I am without a doubt nervous. It creeps up on me and my hands shake, I have to catch my breath. The true literal meaning of it where it is taken from me and I have to dig deep to find it. Then I tell myself some calming thoughts. None of which are true, but they suffice to get me straight again. And they will have to do to get me into that chair. In the next several hours I will become more and more of a wreck. At times even holding my breath without knowing. Biting down hard and grinding. Which is what got me here in the first place. I decide to read about others reactions and procedures on blogs and in chat rooms. Then I decide it is too horrifying and gruesome. Maybe I would rather not know. Though in my calming exercises I tell myself that my anxiety comes from the unknown so I try to play out what they will do. Which is how I got online in the first place.

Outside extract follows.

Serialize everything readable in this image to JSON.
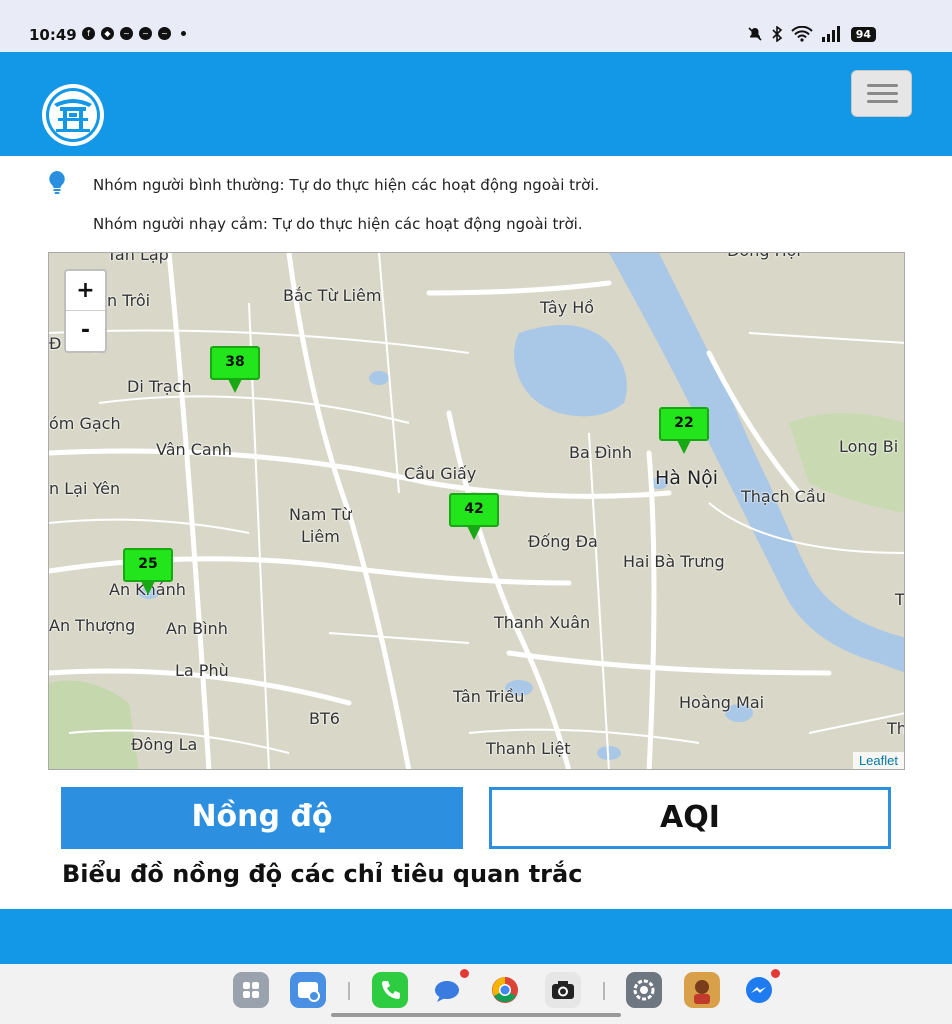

I also tell myself it is only thirty minutes and I try to capture thirty minutes of time to see how quickly they pass. But we all know when living through a personal hell those thirty minutes will last a life time. So I eat. Fearsome because I won't be able to later and I can't stand the thought of being uncomfortable AND hungry. But also to soothe my nerves. It keeps my busy, it makes me happy and it fills my belly, which feels empty and scared. I like the feeling of the hard apple against my gums, knowing I won't get that for days. Or longer, I just don't know. And I don't really want to.
The best thing I can tell myself is that I will get through it. That it will pass and it truly will be over in a matter of time. That at least I am getting it taken care of and I will no longer have to worry about it. But again, that does not a whole lot to ease the worries. And the closer the hour gets, the higher the anxiety level becomes.
I will tag this breathing, even though I really am not.
Here's wishing you many juicy apples to come! By now you may even be all done the procedure. I'm thinking of you and know you'll be just fine!
You will absolutely get through it and I wish you many, many reassuring hugs. Thinking about you!! :)
(Also, could you post this to Indie Bloggers? I love your descriptive prose.)
Oh dear. Hope everything's over and fine and good!
Yikes! I hope everything turned out okay.
Thanks y'all - I am doing well enough. I have trouble talking and eating - which are what I live for.
I hope all is well!
Hope you're doing better! And trust me, I know how you feel -- dental surgery stinks.